Going forward from the status turned out to be a bit easier, as the start of the preview, preview_html, body and body_html of each post would always begin with a HTML-tag starting “<” (an artifact of the WYSIWYG editor Webiva uses and the glorious consistency of the bloggers writing the posts) This meant that unless any of the fields happened to be exactly 0x3C characters long the rest of the data was pretty manageable.

This technique was extended to another table that contained a search index containing the url of the post along with a slightly-less incomplete version of the title. Merging those two records then running the title through the Bing API, pulling down the cached version of the first page that matched the URL of the website and using the Ruby Nokogiri library pull out various pieces filled in some more of the data.

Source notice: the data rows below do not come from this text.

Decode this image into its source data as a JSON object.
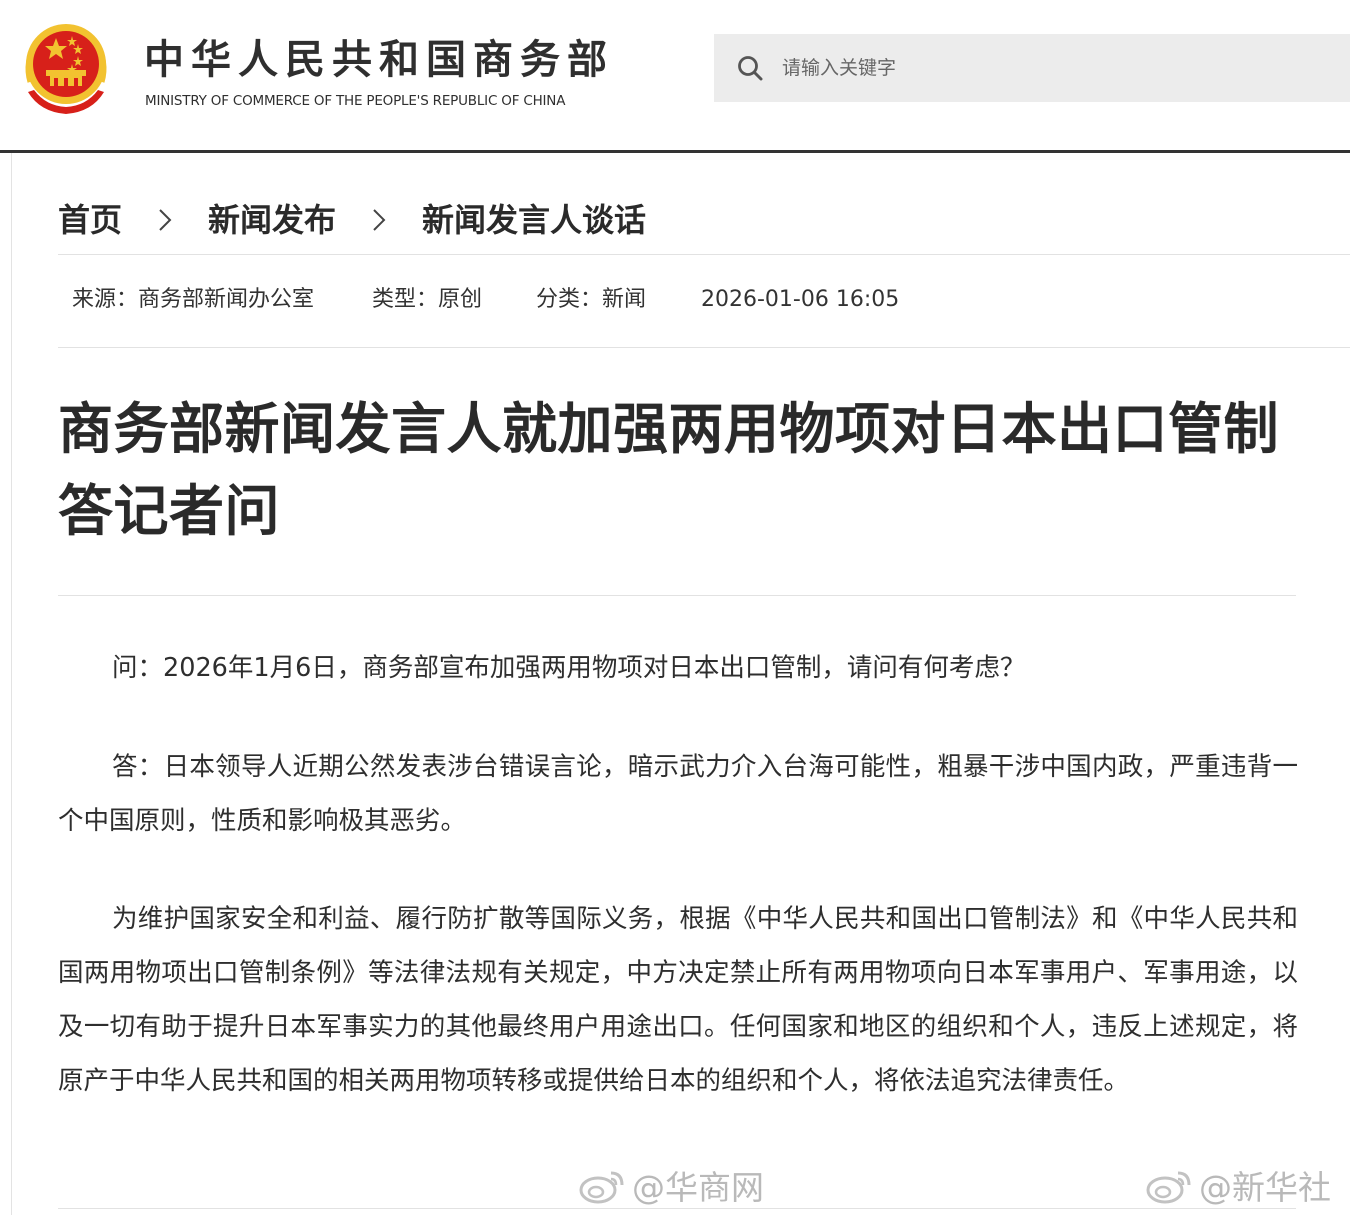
{
  "header": {
    "title_cn": "中华人民共和国商务部",
    "title_en": "MINISTRY OF COMMERCE OF THE PEOPLE'S REPUBLIC OF CHINA",
    "search_placeholder": "请输入关键字",
    "emblem_icon": "national-emblem-icon",
    "search_icon": "search-icon"
  },
  "breadcrumb": {
    "items": [
      "首页",
      "新闻发布",
      "新闻发言人谈话"
    ],
    "separator_icon": "chevron-right-icon"
  },
  "meta": {
    "source": "来源：商务部新闻办公室",
    "type": "类型：原创",
    "category": "分类：新闻",
    "datetime": "2026-01-06 16:05"
  },
  "article": {
    "title": "商务部新闻发言人就加强两用物项对日本出口管制答记者问",
    "paragraphs": [
      "问：2026年1月6日，商务部宣布加强两用物项对日本出口管制，请问有何考虑？",
      "答：日本领导人近期公然发表涉台错误言论，暗示武力介入台海可能性，粗暴干涉中国内政，严重违背一个中国原则，性质和影响极其恶劣。",
      "为维护国家安全和利益、履行防扩散等国际义务，根据《中华人民共和国出口管制法》和《中华人民共和国两用物项出口管制条例》等法律法规有关规定，中方决定禁止所有两用物项向日本军事用户、军事用途，以及一切有助于提升日本军事实力的其他最终用户用途出口。任何国家和地区的组织和个人，违反上述规定，将原产于中华人民共和国的相关两用物项转移或提供给日本的组织和个人，将依法追究法律责任。"
    ]
  },
  "watermarks": [
    "@华商网",
    "@新华社"
  ],
  "colors": {
    "emblem_red": "#d7201a",
    "emblem_gold": "#f2c230",
    "text_dark": "#2a2a2a",
    "search_bg": "#ececec",
    "watermark": "#b9b9b9"
  }
}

In the end there wasn’t a silver bullet. Recovering all the data required a combination of parsing the blog_post_revisions.MYD file, parsing the search index content_node_values.MYD file, parsing the production.log files for any missing url and finally hitting the Bing API for cached versions of pages when all that failed to pull the user data. I lost that Thursday, Friday and then the entire weekend that followed mixing and matching data where I could to piece together the content for the site. But in the end what I thought originally was going to be impossible turned out to be entirely doable with a little bit of metaphorical elbow grease.

This post will end the same way as the many other people who recount harrowing tales of partially-avoided data loss tend to end their posts: reminding you not to suffer the same fate as I and double check your backups right now. Even if it’s not a machine you’re employed to maintain, if you are going to be the one recovering the data, go ahead, log-on and double check your backups. You’ll thank me later.

For those of you found this post for whom it’s too late, know that with a little bit of luck you probably have more of the data for lost site than you think, you’ll just need to look at all your options for pulling the site out of the cloud and the MYSQL-binary-format badlands.

When it was all said and done, we were able to get all but a few of the 2000 lost posts back and I lost out on a gorgeous weekend here in Boston (ok a gorgeous Saturday, Sunday was cold and rainy) that would have been much better spent in ways other than traipsing around the specific of MySQL’s binary format and violating the Bing API’s terms of use.

P.S. The Bing API actually Rocks. Microsoft has done what Google has specifically outlawed users from doing: hitting their API to generate custom search results for users on the server side. Who would have guessed 5 years ago that Google would now habitually play the role of restrictive, privacy violating bad guys, while Microsoft would come to the rescue as API saviors?